Dean From Hungary, joined Apr 2005, 213 posts, RR: 1 Reply 18, posted (7 years 11 months 1 week 22 hours ago) and read 4247 times:
Quoting 6thfreedom (Reply 17): Why wouldn't a same plane Beijing-Budapest-Boston service be considered a China-Boston service??
Would you say that a Qantas flight Sydney-Singapore-London is not an Australia-UK flight???
I understand your idea, and I did not say that is a bad one. But I think SYD-LHR service via SIN is not a good example to compare PEK-BOS service via BUD. LHR-SIN-LHR is only 170-200 km longer than LHR-SYD direct (according to Great Circle Map), but PEK-BUD-BOS route is 3200 km longer than PEK-BOS direct...
If HU would like to operate BOS via BUD, I think they should do it as a MA codeshare flight operated by MA... But as far as I know both MA and HU require more widebody aircrafts for future expansions... Correct me if I'm wrong!
ChrisNH From United States of America, joined Jun 1999, 3911 posts, RR: 2 Reply 19, posted (7 years 11 months 1 week 21 hours ago) and read 4233 times:
I think these cargo flights will bring FAR more freight into Boston than they take out. Manufacturing of goods has been shifting to Asia for a long time, so the ratio of imported to exported will be quite high. Unless there's a big Chinese appetite for lobsters and tuna, I can't imagine what the outbound flights from Boston would be filled with. Maybe all the copies of The Boston Globe and The Boston Herald no one wants to buy .

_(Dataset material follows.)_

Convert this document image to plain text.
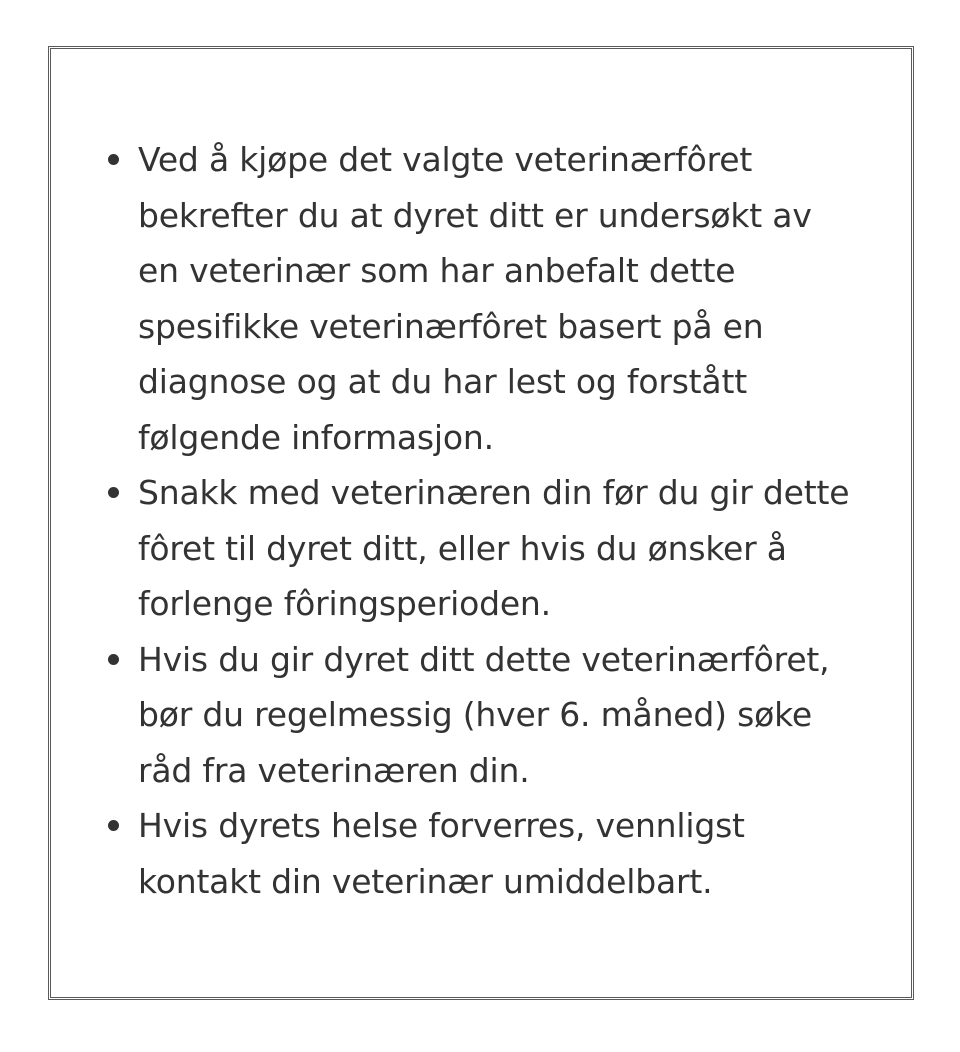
Ved å kjøpe det valgte veterinærfôret bekrefter du at dyret ditt er undersøkt av en veterinær som har anbefalt dette spesifikke veterinærfôret basert på en diagnose og at du har lest og forstått følgende informasjon.
Snakk med veterinæren din før du gir dette fôret til dyret ditt, eller hvis du ønsker å forlenge fôringsperioden.
Hvis du gir dyret ditt dette veterinærfôret, bør du regelmessig (hver 6. måned) søke råd fra veterinæren din.
Hvis dyrets helse forverres, vennligst kontakt din veterinær umiddelbart.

The 787 seems as though it will be perfect for a route like this: long and thin. The big question is what Grand China uses for equipment in the interim.
Bobnwa From United States of America, joined Dec 2000, 6243 posts, RR: 9 Reply 20, posted (7 years 11 months 1 week 21 hours ago) and read 4208 times:
In airline language in the US, "direct service" does not mean "non-stop" service. I do not agree with this usage, but that is the way it is. Since Hainan does not own any aircraft that make it non-stop, then using the Boston Globes use of "direct flight, would mean a stop somewhere.